What does a pool water lab test check for?

Professional pool water lab analysis tests for all standard parameters (chlorine, pH, alkalinity, calcium hardness, CYA) plus extended parameters including TDS, metals (iron, copper, manganese), phosphates, and sometimes biological indicators. Lab accuracy on CYA, TDS, and metals is significantly better than test strips or basic drop kits.

Do pool stores test water for free?

Most pool retail stores (Leslie's, Pinch A Penny, local independents) offer free computerized water testing. Bring a water sample in a clean container — ideally collected from 18 inches deep, away from inlets. Free tests typically cover chlorine, pH, alkalinity, calcium hardness, CYA, and salt. Metals, TDS, and phosphates usually cost extra or require a lab kit.

How accurate are pool test strips vs liquid test kits vs labs?
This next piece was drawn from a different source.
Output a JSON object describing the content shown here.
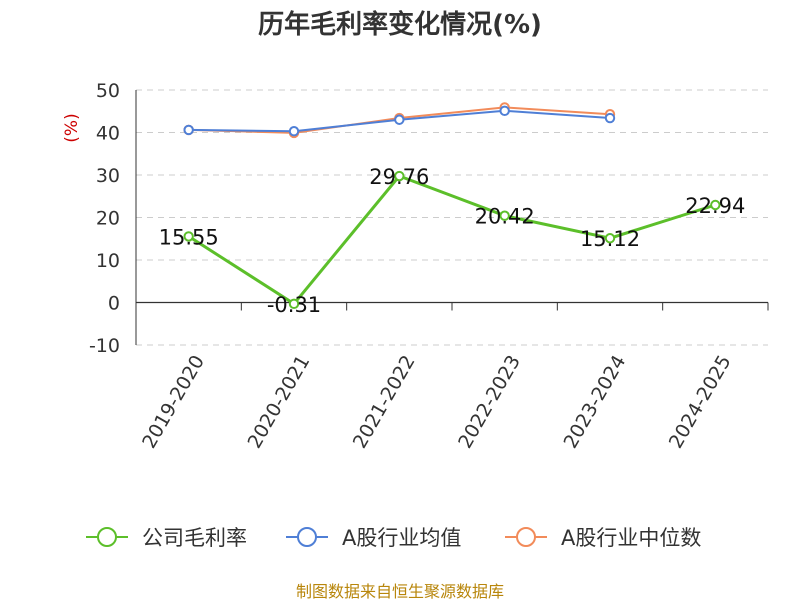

Lab testing is most accurate. Liquid drop kits (Taylor K-2006) are nearly as accurate for most parameters. Test strips are least accurate, particularly for CYA (notoriously unreliable on strips) and alkalinity. For routine weekly monitoring, test strips or a basic drop kit are adequate. For CYA confirmation, calcium hardness baseline, or metals testing, a lab or pool store analyzer is worth it.

When should I test for metals in pool water?

Test for metals when: water appears green or brown without algae, staining appears on pool surfaces (blue-green = copper, rust-orange = iron), after filling from a well water source, after adding algaecides containing copper, or when pH and chlorine are balanced but water still has color. Metals tests are typically $10–$25 at pool supply stores.

What is TDS in pool water and when does it matter?

TDS (total dissolved solids) is the cumulative concentration of all dissolved substances in the water — minerals, salts, chemicals, and organic matter. Normal pool TDS is 300–2,000 PPM. TDS above 3,000 PPM (non-salt pool) reduces chemical effectiveness and creates water that feels heavy or looks hazy. High TDS eventually requires a partial or full water replacement — there is no chemical that reduces TDS.